4.1 Outils et considérations pour le neuropsychologue clinicien

D’abord, la tâche de mémoire de source utilisée de manière expérimentale dans ces travaux et des travaux antérieurs de l’équipe de recherche apparait certainement être une tâche d’intérêt pour le neuropsychologue clinicien travaillant auprès d’une clientèle pédiatrique. L’accumulation de nouvelles données chez des participants contrôles de 9 à 25 ans élargit les données déjà disponibles sur le fonctionnement normal à cette tâche et permettra sous peu de rendre disponible un manuel d’utilisation et des normes préliminaires, bien que davantage de participants contrôles soient encore souhaitable. De plus, l’informatisation à la fois de la passation et de la cotation de cette tâche en fait maintenant un outil peu coûteux en termes de temps d’administration et de cotation pour le clinicien.
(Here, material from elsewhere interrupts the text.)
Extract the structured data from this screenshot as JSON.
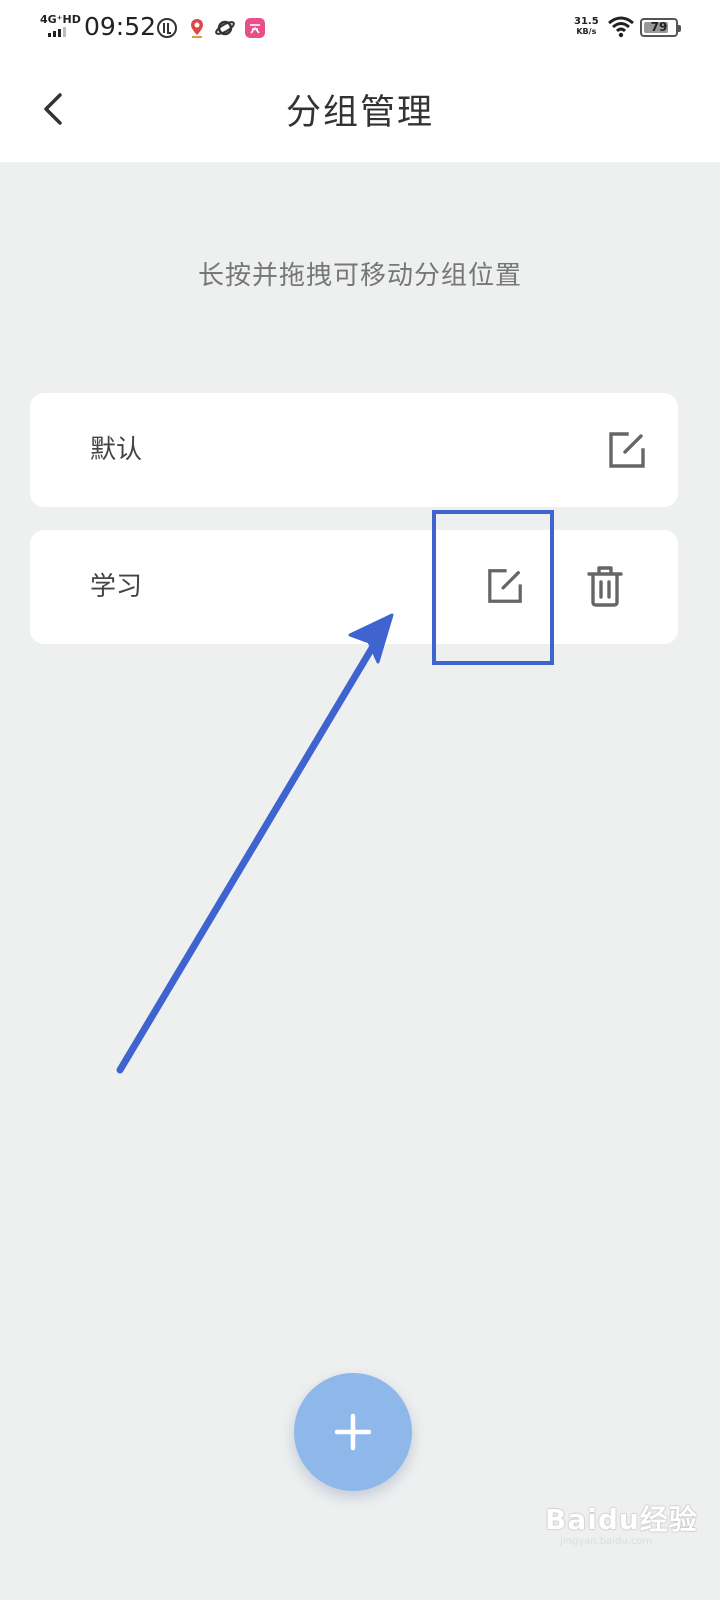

Sachant que des anomalies au plan de la mémoire de source sont détectables tôt dans le développement chez une population vulnérable à la psychose, l’utilisation de la tâche apparaît être une façon accessible de documenter la présence d’un tel risque pour les professionnels travaillant auprès des populations pédiatriques, particulièrement considérant les hypothèses formulées quant au lien entre une défaillance des processus d’attribution de la source (que celle-ci soit présente de façon stable tôt dans le développement ou qu’elle apparaisse graduellement) et le développement de la psychose. La mise en place de cette pratique clinique pourrait permettre de cibler plus tôt les individus vulnérables ou ceux chez qui un trouble psychotique est en train de s’installer, favorisant ainsi une prise en charge précoce. Ceci souligne l’importance que les neuropsychologues soient sensibilisés aux indicateurs précoces d’un risque à développer un trouble psychotique. En ce sens, la présente thèse permet maintenant de disposer de nouveaux indices de risque, tant sur le plan cognitif avec la mémoire de source que sur le plan clinique avec la propension à halluciner et l’expérience hallucinatoire sous-clinique.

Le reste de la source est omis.